To answer some of your questions:

  1. Using Airtable’s API will not use up your automation runs.

  2. In regards to automations, Airtable offers no ability to upgrade beyond the number of automation runs that they provide on your plan. If you exceed the number of automation runs that Airtable provides you in a month, Airtable will shut down all of your automations until the next month with no ability to pay for more automation runs.

  3. In my personal opinion, I think it would be a huge waste of money to spend $3,000 per month on the Enterprise Plan, just to get 500,000 automation runs. And since you can’t upgrade beyond 500,000 anyways, all of your automations will be shut down until the next month if you exceed 500,000 automation runs.

  4. But Airtable’s Automations are extremely limited anyways, so it’s not a great automation platform to bank your future on.

  5. Your best bet is to completely eliminate Airtable’s Automations from the picture, and turn to Integromat instead, which is a professional automation platform that goes FAR FAR FAR beyond what Airtable’s Automations can do. It’s like comparing an airplane to a bicycle. And Integromat will give you 800,000 operations for only $299 per month.

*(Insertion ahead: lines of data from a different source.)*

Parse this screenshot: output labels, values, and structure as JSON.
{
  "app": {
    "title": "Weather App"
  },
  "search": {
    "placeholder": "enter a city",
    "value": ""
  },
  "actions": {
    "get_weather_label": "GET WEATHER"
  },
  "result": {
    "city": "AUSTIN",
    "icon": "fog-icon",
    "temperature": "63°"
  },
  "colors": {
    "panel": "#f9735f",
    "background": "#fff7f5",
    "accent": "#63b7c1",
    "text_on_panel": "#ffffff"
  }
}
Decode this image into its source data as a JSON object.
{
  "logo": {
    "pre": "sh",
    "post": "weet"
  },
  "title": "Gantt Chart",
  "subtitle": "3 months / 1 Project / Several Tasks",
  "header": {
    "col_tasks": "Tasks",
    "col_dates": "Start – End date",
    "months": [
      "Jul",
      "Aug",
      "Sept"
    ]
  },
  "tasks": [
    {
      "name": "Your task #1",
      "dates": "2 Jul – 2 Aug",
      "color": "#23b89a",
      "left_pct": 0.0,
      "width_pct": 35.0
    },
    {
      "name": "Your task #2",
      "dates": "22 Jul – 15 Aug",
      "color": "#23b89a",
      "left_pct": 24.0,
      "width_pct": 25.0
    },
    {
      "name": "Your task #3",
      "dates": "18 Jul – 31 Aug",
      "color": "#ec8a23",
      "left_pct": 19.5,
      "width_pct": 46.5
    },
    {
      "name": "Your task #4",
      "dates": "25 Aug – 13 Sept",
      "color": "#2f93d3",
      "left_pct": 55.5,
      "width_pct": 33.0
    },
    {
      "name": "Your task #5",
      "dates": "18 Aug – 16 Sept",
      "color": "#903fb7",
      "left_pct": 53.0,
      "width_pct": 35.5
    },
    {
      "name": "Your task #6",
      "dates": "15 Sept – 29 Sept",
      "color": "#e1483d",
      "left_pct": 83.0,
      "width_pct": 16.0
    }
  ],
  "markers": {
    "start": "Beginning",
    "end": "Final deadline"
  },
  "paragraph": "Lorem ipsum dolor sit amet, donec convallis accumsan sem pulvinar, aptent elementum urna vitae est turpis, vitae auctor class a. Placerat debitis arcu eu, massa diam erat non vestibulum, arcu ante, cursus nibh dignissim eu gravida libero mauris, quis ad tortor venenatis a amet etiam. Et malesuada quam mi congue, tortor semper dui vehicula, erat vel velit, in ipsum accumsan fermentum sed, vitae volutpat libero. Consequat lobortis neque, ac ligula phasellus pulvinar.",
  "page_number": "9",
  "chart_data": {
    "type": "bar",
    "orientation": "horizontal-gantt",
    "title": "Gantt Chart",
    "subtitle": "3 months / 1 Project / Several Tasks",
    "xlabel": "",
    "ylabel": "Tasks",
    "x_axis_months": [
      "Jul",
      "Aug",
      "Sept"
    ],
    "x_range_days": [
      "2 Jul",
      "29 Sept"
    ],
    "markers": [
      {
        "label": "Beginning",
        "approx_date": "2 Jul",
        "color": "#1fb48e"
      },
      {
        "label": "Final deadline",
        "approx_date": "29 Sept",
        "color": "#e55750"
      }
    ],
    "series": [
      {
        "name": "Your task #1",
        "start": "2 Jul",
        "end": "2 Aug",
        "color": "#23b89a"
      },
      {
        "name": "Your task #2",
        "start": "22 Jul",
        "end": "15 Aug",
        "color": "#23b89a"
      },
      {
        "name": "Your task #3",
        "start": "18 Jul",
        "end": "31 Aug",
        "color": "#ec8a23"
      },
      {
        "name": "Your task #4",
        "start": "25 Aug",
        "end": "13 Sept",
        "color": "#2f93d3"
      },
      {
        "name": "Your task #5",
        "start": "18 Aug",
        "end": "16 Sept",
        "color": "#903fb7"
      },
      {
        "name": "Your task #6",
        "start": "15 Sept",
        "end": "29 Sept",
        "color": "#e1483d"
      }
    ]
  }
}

Plus, if you use up your 800,000 operations, you can upgrade beyond that.

  6. If you have a budget for your project and you’d like to hire an expert Airtable consultant & Registered Integromat Partner to help you create your automations & integrations for you, please feel free to contact me through my website at ScottWorld.com.

(Note that I am a professional Airtable consultant and a Registered Integromat Partner, and the Integromat link contains my personal referral code.)

Thanks for your detailed response @ScottWorld!

That’s exactly what we thought to do, but Integromat won’t let us use Javascript without a third part involvement like Google Cloud, which makes it more complicated.

So we decided to go with one of these two options:

  1. Exporting all of the automations to Zapier (We can use the ‘Code by Zapier’ and ‘Filter by Zapier’ to run Javascript and set the conditions.
  2. Exporting these triggers to our server, using API/Webhooks, and run JS and Node.JS to activate these automations and push the data back to our table

What we’re trying to figure out is if we’ll use the second solution, as described above (see the picture), will it categorized as a run?

As for hiring an expert, we can definitely use your services to open our minds and find solutions to solve this problem. I’ll bring this idea to my colleagues and ping you through your website.

Thanks again for your help!

Every time an Airtable automation is triggered, it counts as ONE run. It doesn’t matter if the automation fails. It doesn’t matter if the automation has multiple actions in it.

Having an automation send data to a server for further processing will still count as a run, even if the automation does nothing else. Once an automation is triggered, you might as well complete all the processing within the automation itself (if you can).

Native JavaScript coding is coming very soon to Integromat — it might even be rolling out this month.

But yes, using Amazon Lambda or Google Cloud is a great workaround for now for using JavaScript within an Integromat scenario.

Yes, as @kuovonne mentioned above, every successful trigger counts as a run.